Aunque tú me has echado en el abandono
Aunque tú has muerto todas mis ilusiones
En vez de maldecirte con justo encono
En mis sueños te colmo
En mis sueños te colmo
De bendiciones

Por su parte, el guantanamero Lino Betancourt, autor del libro La trova y el bolero: apuntes para una historia, ha escrito -en base a una conversación que sostuvo con el compositor- el artículo “Miguel Matamoros nunca lloró lágrimas negras”. Lino dice:

Me contó que, cuando vivía en Santiago de Cuba, en el año 1924, trabajaba casi siempre por las noches acompañando a un acaudalado hombre de negocios muy dado a las juergas, por lo que él tenía que dormir después del almuerzo.

Pero sucedió que todas las tardes visitaba su casa una buena mujer que desahogaba sus penas quejándose con su esposa de las infidelidades de su marido. Derramada en llantos vertía “lágrimas negras” quejándose de su infortunio. Matamoros, que trataba de conciliar el sueño, no lograba dormir, y por pena y lástima a la infeliz mujer no la mandaba a callar.

Y una tarde, con un gran insomnio, Miguel tomó la guitarra y comenzó a componer inspirándose en las quejas de aquella señora.

Como se lee, estos párrafos del cubano productor y redactor de notas para discos, voz autorizada para hablar sobre la tradición musical de Cuba, ofrecen otra versión del nacimiento de Lágrimas negras.

Haya sido de una forma u otra, se le agradece a Don Miguel su vehemente entrega. En muchas páginas de internet, en youtube mismo, se plantea que fue 1929 el año en que se escribió este tema. Pero este asunto de la fecha tampoco empaña la valía de la canción colmada de bendiciones.

Tú me quieres dejar
Yo no quiero sufrir
Contigo me voy mi santa
Aunque me cueste morir

Como le decía, Lágrimas negras conforma el repertorio de incontables músicos, de diferentes épocas y de todo el orbe. De Wikipedia me permito extraer algunos:

Los españoles Sara Montiel, María Dolores Pradera y Diego “El Cigala”. Los eternamente cubanos Celia Cruz, Olga Guillot y Paquito de Rivera. Cuco Valoy, el dominicano amante del bolero, el son y la salsa; el padre de: “Juliana, qué mala eres, qué mala eres, Juliana”. De Puerto Rico, Adalberto Santiago (cantante con fuertes influencias de los cubanos venerados Benny Moré y Miguelito Cuní) y José Feliciano. Desde Panamá, Rubén Blades. El cantante argentino Jorge Rojas también la ha hecho suya. Uno de los más reconocidos exponentes del Canto Nuevo en México, Oscar Chávez Fernández, también cuenta en esta lista. ¡Hasta en Bolivia, un grupo de pop rock de principios de los noventa, Azul Azul, quedó hechizado con la magistral composición!

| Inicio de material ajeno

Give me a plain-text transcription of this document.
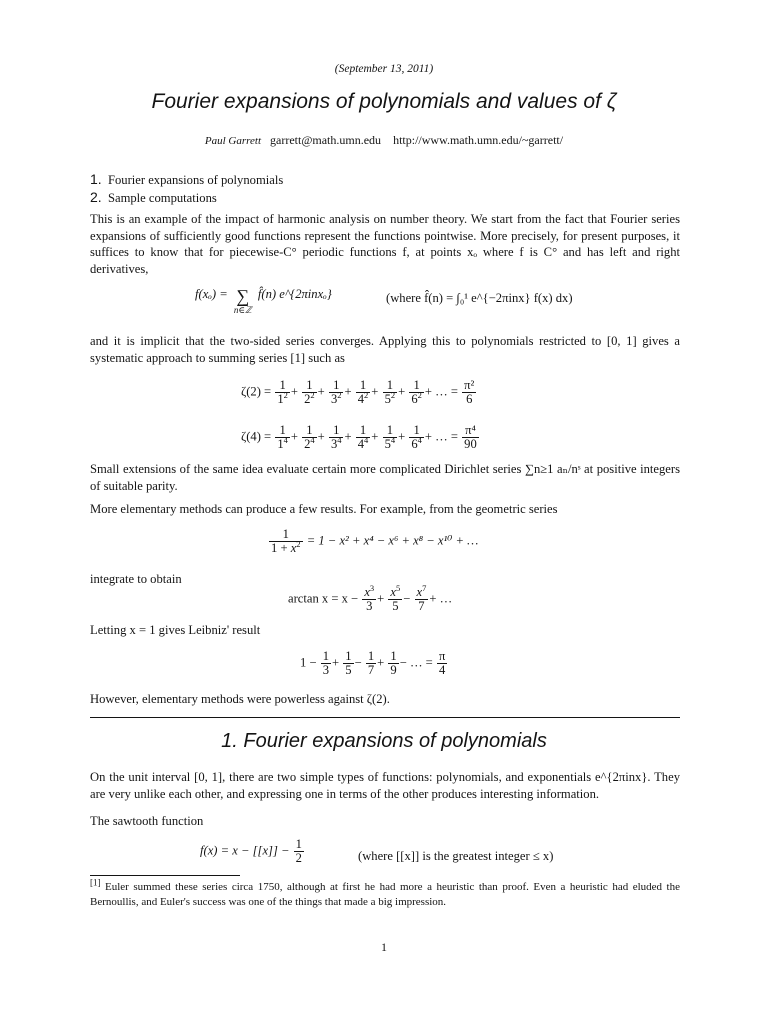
(September 13, 2011)
Fourier expansions of polynomials and values of ζ
Paul Garrett garrett@math.umn.edu http://www.math.umn.edu/~garrett/
1. Fourier expansions of polynomials
2. Sample computations
This is an example of the impact of harmonic analysis on number theory. We start from the fact that Fourier series expansions of sufficiently good functions represent the functions pointwise. More precisely, for present purposes, it suffices to know that for piecewise-C° periodic functions f, at points xₒ where f is C° and has left and right derivatives,
f(xₒ) = ∑
n∈ℤ
f̂(n) e^{2πinxₒ}	(where f̂(n) = ∫₀¹ e^{−2πinx} f(x) dx)
and it is implicit that the two-sided series converges. Applying this to polynomials restricted to [0, 1] gives a systematic approach to summing series [1] such as
$\zeta(2) = \frac{1}{1^2} + \frac{1}{2^2} + \frac{1}{3^2} + \frac{1}{4^2} + \frac{1}{5^2} + \frac{1}{6^2}$ + … = $\frac{\text{π²}}{6}$
$\zeta(4) = \frac{1}{1^4} + \frac{1}{2^4} + \frac{1}{3^4} + \frac{1}{4^4} + \frac{1}{5^4} + \frac{1}{6^4}$ + … = $\frac{\text{π⁴}}{90}$
Small extensions of the same idea evaluate certain more complicated Dirichlet series ∑n≥1 aₙ/nˢ at positive integers of suitable parity.
More elementary methods can produce a few results. For example, from the geometric series
$\frac{1}{1 + x^2} = 1 - x^2 + x^4 - x^6 + x^8 - x^{10}$ + …
integrate to obtain
$\arctan x = x - \frac{x^3}{3} + \frac{x^5}{5} - \frac{x^7}{7}$ + …
Letting x = 1 gives Leibniz' result
$1 - \frac{1}{3} + \frac{1}{5} - \frac{1}{7} + \frac{1}{9}$ − … = $\frac{\pi}{4}$
However, elementary methods were powerless against ζ(2).
1. Fourier expansions of polynomials
On the unit interval [0, 1], there are two simple types of functions: polynomials, and exponentials e^{2πinx}. They are very unlike each other, and expressing one in terms of the other produces interesting information.
The sawtooth function
$f(x) = x - [[x]] - \frac{1}{2}$	(where [[x]] is the greatest integer ≤ x)
[1] Euler summed these series circa 1750, although at first he had more a heuristic than proof. Even a heuristic had eluded the Bernoullis, and Euler's success was one of the things that made a big impression.
1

En Cuba, ni hablar. ¡Quién no se la sabe! Este bolero-son aún conquista corazones y es interpretado espontáneamente por los músicos de escuela, por los “de oído” y por quienes llevamos la música en la sangre y, esos… creo que somos todos.

Por eso yo, sigo enamorada del amor…y de mi música cubana. Porque, aunque me cueste morir, sostengo que, cuando llegó al mundo Lágrimas Negras, “nació el sol, nació la luna y nacieron las estrellas”.